The business that you own may represent the vast majority of your personal wealth. It could also be evidence of a lifetime of career development and personal sacrifice. You naturally have specific intentions regarding your business.
Maybe you want your loved ones to sell it and live comfortably from the proceeds. Perhaps you would like to see someone that you love take over the company. As a business owner, you will likely need to factor in the three elements below when making major estate planning decisions to turn those hopes into your final legacy.
What the business is worth now and could be worth in the future
The value of your business has a major impact on the best way to transfer ownership and what a change in ownership could mean for the beneficiaries of your estate.
If the company is worth millions of dollars, there could be estate tax implications. Selling the business could also trigger income or capital gains taxes. You need to understand what the company is worth and could grow to be worth during your life so that your plans appropriately protect the company and your loved ones.
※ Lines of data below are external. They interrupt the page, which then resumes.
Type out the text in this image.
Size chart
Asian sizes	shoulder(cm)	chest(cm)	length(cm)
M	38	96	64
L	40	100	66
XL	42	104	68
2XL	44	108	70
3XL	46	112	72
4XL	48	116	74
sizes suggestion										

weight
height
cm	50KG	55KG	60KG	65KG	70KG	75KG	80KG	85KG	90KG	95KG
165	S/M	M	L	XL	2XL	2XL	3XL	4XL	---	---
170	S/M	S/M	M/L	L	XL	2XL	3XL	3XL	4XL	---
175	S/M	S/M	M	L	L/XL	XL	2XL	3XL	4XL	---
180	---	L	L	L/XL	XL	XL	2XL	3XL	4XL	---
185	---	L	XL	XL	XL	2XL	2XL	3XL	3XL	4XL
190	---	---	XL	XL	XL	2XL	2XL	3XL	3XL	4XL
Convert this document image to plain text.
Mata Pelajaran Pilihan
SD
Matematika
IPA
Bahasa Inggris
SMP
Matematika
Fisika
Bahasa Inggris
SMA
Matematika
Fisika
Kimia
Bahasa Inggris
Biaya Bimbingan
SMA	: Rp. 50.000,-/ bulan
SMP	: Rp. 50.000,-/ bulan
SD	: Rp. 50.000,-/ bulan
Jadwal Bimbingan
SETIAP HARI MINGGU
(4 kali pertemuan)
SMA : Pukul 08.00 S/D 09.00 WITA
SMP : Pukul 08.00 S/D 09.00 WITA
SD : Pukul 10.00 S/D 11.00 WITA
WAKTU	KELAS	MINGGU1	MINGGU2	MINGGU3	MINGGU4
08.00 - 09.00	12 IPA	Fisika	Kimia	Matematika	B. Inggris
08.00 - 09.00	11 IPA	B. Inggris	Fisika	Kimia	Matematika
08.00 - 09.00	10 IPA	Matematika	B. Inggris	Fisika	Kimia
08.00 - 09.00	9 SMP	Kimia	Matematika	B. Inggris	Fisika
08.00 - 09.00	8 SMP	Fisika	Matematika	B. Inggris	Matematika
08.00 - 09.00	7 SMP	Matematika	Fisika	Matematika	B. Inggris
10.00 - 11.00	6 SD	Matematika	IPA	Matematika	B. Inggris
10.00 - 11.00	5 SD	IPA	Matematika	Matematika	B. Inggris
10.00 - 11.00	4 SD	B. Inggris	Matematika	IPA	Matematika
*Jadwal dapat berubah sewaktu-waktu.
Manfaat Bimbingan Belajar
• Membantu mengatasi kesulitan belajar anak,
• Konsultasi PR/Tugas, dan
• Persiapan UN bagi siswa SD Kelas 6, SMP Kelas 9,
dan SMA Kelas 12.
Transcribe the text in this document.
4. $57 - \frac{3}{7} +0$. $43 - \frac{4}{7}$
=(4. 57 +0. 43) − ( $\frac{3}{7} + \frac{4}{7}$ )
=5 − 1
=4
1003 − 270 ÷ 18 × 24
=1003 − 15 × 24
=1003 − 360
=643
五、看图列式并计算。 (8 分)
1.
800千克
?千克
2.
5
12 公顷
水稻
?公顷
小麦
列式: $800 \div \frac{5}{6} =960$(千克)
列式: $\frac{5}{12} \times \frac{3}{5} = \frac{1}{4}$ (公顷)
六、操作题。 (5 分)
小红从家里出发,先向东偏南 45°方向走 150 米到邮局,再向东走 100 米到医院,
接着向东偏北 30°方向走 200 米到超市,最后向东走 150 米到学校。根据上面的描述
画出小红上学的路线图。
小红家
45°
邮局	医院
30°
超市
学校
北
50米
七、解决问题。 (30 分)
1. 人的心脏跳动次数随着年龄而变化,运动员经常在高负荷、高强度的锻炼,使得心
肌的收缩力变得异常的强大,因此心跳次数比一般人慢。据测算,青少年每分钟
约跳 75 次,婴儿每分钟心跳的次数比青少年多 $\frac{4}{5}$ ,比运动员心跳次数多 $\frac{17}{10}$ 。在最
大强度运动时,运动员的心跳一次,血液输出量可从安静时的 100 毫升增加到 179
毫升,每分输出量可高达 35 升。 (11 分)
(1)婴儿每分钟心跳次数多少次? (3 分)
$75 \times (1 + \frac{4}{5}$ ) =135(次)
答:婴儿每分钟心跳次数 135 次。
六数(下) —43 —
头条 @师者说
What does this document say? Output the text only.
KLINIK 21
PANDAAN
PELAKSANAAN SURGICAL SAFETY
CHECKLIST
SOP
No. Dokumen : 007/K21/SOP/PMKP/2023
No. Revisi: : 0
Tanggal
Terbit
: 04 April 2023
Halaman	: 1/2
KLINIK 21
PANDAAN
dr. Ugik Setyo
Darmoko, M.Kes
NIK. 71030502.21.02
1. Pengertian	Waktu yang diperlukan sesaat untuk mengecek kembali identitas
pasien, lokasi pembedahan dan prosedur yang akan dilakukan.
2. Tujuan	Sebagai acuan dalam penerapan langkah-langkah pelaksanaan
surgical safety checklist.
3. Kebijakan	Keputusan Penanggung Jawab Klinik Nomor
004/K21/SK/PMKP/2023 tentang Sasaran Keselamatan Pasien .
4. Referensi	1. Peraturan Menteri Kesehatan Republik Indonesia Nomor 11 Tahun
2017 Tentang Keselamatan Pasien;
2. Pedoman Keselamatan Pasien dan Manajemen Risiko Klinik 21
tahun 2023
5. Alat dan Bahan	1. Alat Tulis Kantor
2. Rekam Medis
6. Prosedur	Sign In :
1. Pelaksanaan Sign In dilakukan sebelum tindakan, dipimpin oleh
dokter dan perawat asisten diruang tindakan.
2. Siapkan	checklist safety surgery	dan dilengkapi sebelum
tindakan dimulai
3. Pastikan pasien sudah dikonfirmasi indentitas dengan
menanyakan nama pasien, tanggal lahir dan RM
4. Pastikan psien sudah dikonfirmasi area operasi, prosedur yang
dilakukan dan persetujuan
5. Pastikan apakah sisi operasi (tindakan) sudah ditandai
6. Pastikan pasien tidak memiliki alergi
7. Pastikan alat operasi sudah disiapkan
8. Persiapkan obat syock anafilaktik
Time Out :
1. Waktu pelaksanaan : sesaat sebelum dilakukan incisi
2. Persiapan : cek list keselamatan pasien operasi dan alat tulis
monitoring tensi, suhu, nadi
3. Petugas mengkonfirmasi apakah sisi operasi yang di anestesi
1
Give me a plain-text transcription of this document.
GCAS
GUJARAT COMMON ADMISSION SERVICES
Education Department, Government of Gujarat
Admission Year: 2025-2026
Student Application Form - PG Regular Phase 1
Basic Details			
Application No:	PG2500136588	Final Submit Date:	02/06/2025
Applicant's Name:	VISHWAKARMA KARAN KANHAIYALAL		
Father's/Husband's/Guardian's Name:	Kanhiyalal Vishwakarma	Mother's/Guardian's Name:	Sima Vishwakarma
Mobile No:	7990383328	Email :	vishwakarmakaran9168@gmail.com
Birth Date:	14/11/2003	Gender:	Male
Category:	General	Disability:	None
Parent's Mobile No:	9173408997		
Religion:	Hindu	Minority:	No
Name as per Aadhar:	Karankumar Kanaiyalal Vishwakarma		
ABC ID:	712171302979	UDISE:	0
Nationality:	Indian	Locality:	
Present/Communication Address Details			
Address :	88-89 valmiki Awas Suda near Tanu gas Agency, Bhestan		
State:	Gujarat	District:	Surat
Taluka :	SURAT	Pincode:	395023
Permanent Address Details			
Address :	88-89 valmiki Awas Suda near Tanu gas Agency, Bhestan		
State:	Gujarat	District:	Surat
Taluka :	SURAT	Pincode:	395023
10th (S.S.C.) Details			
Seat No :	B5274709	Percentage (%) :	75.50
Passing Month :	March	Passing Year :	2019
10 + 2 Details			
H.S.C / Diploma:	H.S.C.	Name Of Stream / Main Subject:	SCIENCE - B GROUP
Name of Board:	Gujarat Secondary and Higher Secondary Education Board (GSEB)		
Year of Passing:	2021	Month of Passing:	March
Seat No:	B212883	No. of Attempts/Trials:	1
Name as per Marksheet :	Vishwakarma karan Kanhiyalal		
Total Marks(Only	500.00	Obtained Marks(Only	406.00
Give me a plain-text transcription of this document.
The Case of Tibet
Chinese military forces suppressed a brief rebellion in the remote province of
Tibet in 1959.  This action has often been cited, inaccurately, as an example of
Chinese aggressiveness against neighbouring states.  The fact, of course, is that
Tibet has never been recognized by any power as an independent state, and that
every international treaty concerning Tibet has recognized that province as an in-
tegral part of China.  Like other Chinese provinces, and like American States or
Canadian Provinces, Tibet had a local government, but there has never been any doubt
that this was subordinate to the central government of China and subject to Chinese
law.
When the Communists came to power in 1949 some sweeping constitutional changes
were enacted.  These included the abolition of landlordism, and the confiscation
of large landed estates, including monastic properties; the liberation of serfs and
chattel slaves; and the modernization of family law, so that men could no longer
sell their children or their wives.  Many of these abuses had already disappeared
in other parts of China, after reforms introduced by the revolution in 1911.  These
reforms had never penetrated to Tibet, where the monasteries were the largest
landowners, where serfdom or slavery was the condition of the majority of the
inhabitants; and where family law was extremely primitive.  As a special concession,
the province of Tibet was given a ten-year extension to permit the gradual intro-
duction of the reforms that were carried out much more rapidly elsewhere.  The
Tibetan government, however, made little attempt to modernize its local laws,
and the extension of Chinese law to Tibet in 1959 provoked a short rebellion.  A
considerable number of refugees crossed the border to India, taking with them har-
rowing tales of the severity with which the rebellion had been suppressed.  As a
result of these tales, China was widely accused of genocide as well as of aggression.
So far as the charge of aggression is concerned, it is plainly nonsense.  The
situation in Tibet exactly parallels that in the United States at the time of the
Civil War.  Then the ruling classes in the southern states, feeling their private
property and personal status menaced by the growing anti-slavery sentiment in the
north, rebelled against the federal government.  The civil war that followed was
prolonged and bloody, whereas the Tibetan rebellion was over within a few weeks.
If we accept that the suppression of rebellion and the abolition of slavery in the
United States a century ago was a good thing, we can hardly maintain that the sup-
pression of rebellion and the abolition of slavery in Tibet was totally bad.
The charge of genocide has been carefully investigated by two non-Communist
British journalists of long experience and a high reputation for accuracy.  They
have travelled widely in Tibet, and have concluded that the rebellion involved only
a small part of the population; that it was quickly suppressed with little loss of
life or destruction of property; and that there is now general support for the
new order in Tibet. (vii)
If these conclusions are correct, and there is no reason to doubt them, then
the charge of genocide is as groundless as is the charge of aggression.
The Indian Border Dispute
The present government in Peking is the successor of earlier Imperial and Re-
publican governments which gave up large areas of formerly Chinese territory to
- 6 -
The right candidate to assume your role
While you may dream of leaving your business to your child, they may not have the right personality or skill to properly manage the business. You may need to consider transferring ownership interests or financial value to some people while assigning responsibility for the company to others.
A succession plan can be an important tool for those who expect the company they own to continue operating after they die. Providing guidance for choosing or training a successor can increase the company’s chances of thriving after you’re gone.
Your relationship with your family members
If your children resent how much time you committed to the business, they might intentionally undermine your wishes by closing or selling the company after your death. On the other hand, you may worry that one of your children will be susceptible to pressure from the others regarding how they run the company.
You may need to factor in your family relationships when you make decisions about management and ownership. Some people may even want to use a trust to transfer business interests to prevent family members from starting unnecessary conflict due to the value of the company.
Estate planning as a business owner often requires a little more consideration, but it also provides you with more of an opportunity to have an impact on others.